The 438 you like is an "Airweight" revolver by S&W. The airweights have an aluminum alloy frame, with a steel cylinder and barrel. These run about 15.5 ounces. The J frames that S&W makes in 357 are all steel and weigh about 22 ounces. The 9mm J frames that S&W used to make in 9mm were all steel so the LCR is lighter
 
Thanks - this is the platform I was eyeballing because of the ability to go SA if desired but still being pocket-friendly, but my question was whether I can somehow get a 9mm cylinder for it, and whether that would be safe.

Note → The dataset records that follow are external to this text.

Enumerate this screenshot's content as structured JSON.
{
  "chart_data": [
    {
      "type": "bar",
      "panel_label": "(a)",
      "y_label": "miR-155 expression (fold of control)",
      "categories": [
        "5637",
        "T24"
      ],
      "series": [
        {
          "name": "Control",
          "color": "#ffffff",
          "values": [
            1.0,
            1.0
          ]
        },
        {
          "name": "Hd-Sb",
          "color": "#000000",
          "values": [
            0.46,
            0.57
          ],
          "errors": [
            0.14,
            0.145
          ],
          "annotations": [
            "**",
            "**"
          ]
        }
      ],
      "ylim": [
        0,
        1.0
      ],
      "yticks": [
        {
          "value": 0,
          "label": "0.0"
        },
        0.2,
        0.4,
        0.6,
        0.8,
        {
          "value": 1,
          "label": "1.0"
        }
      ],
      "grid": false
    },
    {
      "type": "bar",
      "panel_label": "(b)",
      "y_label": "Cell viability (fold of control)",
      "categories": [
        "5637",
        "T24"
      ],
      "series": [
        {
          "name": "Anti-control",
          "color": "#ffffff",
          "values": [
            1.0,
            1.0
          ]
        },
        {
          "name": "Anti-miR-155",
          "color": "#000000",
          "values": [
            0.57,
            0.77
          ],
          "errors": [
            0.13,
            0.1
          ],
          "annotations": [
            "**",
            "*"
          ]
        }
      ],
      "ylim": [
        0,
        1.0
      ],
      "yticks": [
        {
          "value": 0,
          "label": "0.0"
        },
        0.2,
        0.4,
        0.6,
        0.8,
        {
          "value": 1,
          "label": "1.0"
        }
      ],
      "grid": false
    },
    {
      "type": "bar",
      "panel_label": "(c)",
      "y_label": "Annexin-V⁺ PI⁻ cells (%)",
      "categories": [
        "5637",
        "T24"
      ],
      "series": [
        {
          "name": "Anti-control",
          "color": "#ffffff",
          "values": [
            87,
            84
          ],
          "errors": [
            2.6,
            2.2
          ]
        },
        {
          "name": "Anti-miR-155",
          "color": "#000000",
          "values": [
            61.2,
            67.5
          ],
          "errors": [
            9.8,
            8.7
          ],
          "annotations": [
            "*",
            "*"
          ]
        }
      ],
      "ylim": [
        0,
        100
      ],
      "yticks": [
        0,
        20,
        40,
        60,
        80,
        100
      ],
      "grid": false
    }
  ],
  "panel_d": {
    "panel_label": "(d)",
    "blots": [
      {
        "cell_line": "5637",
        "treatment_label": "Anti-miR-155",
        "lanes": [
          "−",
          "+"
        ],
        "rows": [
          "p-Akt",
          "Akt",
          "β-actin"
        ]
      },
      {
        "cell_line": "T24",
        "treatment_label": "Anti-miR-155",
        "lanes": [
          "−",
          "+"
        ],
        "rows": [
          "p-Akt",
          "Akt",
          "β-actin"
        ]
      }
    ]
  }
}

Not going to take the bait on the rest of your post. :)

You probably could get one converted, but from what I've heard, results are mixed.
9mm measures .355 where .38 measures .357
 
It seems the LCR is the lightest of the current 9mm offerings. Like said above, S&W never made a 15oz Airweight or 12.5oz Airlite in 9mm, only the 23oz M940.

Currently, if you want light with a shrouded hammer it's the Ruger LCR. The Taurus and Charter Arms revolvers are heavier.
 
Here is a picture of my "942" a 642 with a 940 cylinder.
Ok, now THIS is exactly the kind of info I was looking for. The 642 frame is an "Airweight" right? So, you are shooting 9mm out of an aluminum .38 Special frame. I like it. A few questions:
  1. Disregarding recoil (which I don't care about), do/would you feel safe shooting +P loads
  2. I'm not sure if the >125 gr warning is on the non-Scandium frames, but either way - is it safe to shoot lighter bullets with your setup?
  3. What about the cylinder/frame(?) 'window?' I read you had to make sure to get the right size cylinder - the dashes in the model have something to do with it I think.
  4. Did you have to do any machining, trimming, polishing, or shimming or anything other than simply swapping the cylinder?
  5. What's the new non-loaded weight with the 9mm cylinder?
  6. Where did you get the 9mm cylinder, and roughly how much $ should I expect to pay?
  7. Do you think this would also work on a 638 frame (shrouded SA/DA hammer, aluminum, .38 Spl)
Thanks!!
 
from what I've heard, results are mixed.
9mm measures .355 where .38 measures .357
Thanks Lucky - that's a good point that I forgot to mention I also don't care about. :) If I'm shooting through a coat pocket, I'm not worried (even slightly) about accuracy. But if I got the shrouded hammer (vs hammerless) design, you are right - my SA non-pocket-fired accuracy would probably suffer. I'm good with that compromise, because I doubt I would ever need to use it in single action at any range that would make a difference. Heck, let's face it - I'm not likely to use for what it was designed for at all, ever! At least I hope not!

Thanks for your reply.
 
My 38 LCR and my friend's 357 LCR both have excellent DAO triggers. They are light, easy to carry, easy to draw, and we both shoot them well.

They look kind of funny, but that's easy to get used to.

I prefer mine to my J-frame, as well as my Charter Arms, and Taurus snubbies.
Thanks Tallball. Why (specifically) do you prefer the LCR to the J-frame? Right now, really the only things holding me back from the LCR are the looks and the slight size/weight increase over the Airweight J-frame (assuming a 9mm Airweight conversion is even possible).